Another important way cartels are similar to Apple is that there likely economies of scope and scale for cartels. A decrease in marijuana revenues will take away resources they were using to build their distribution networks and buy political and legal influence, both of which probably exhibit economies of scale and are inputs for cartels in the production of their other elicit goods. This means a decrease in marijuana revenue should decrease raise costs and thus decrease profits in their other markets. This is in the same way that if the iPhone went away it would hurt Apple's sales of it's computers and software, and generally diminish its brand. 

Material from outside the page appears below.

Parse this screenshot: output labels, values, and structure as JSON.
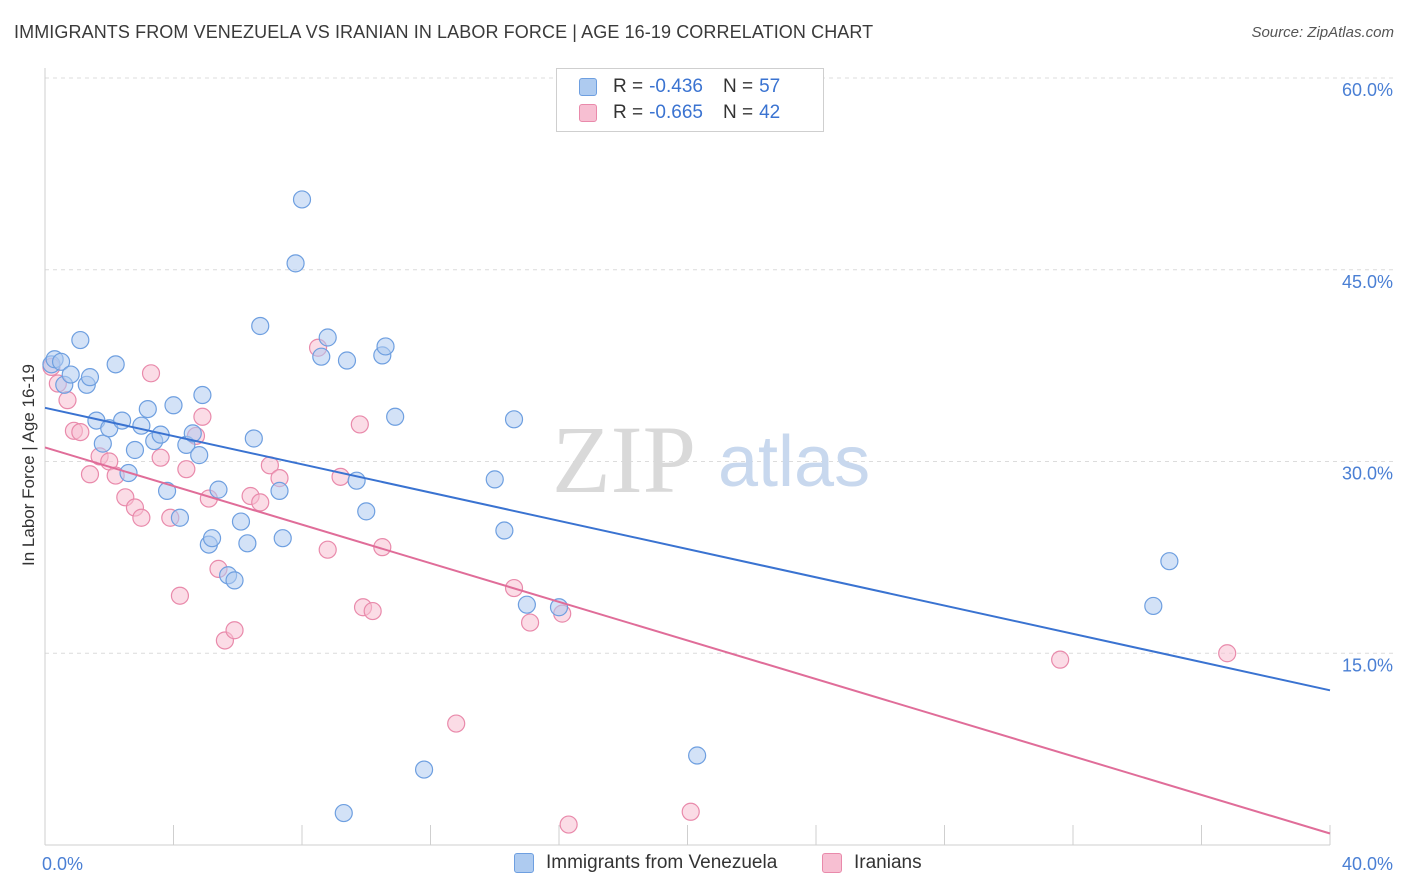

Longmire ends her piece by listing reasons why marijuana should be legalized:
"We need to stop viewing casual users as criminals, and we need to treat addicts as people with health and emotional problems. Doing so would free up a significant amount of jail space, court time and law enforcement resources. What it won't do, though, is stop the violence in Mexico."

Say the higher end estimate of marijuana revenues from the Rand corporation is correct, and legalizing would reduce cartel revenue by 26%, or that the 60% number is correct and they will make back an implausibly high 50% of their lost revenue in other activities. This means something like a 30% decrease in lost revenues. If this leads to a proportional decrease in long-run drug related murders in Mexico, then based on the 15,273  drug related deaths in 2010, there would be 4,580 fewer deaths each year. That's a huge gain in welfare even if it falls short of the quixotic goal of "killing the cartels". The end of alcohol prohibition in the U.S. did not mean an end to the mafia, but it did lead to a significant decline in murders and in their power. Longmire has not presented a convincing case that the same would not be true in Mexico.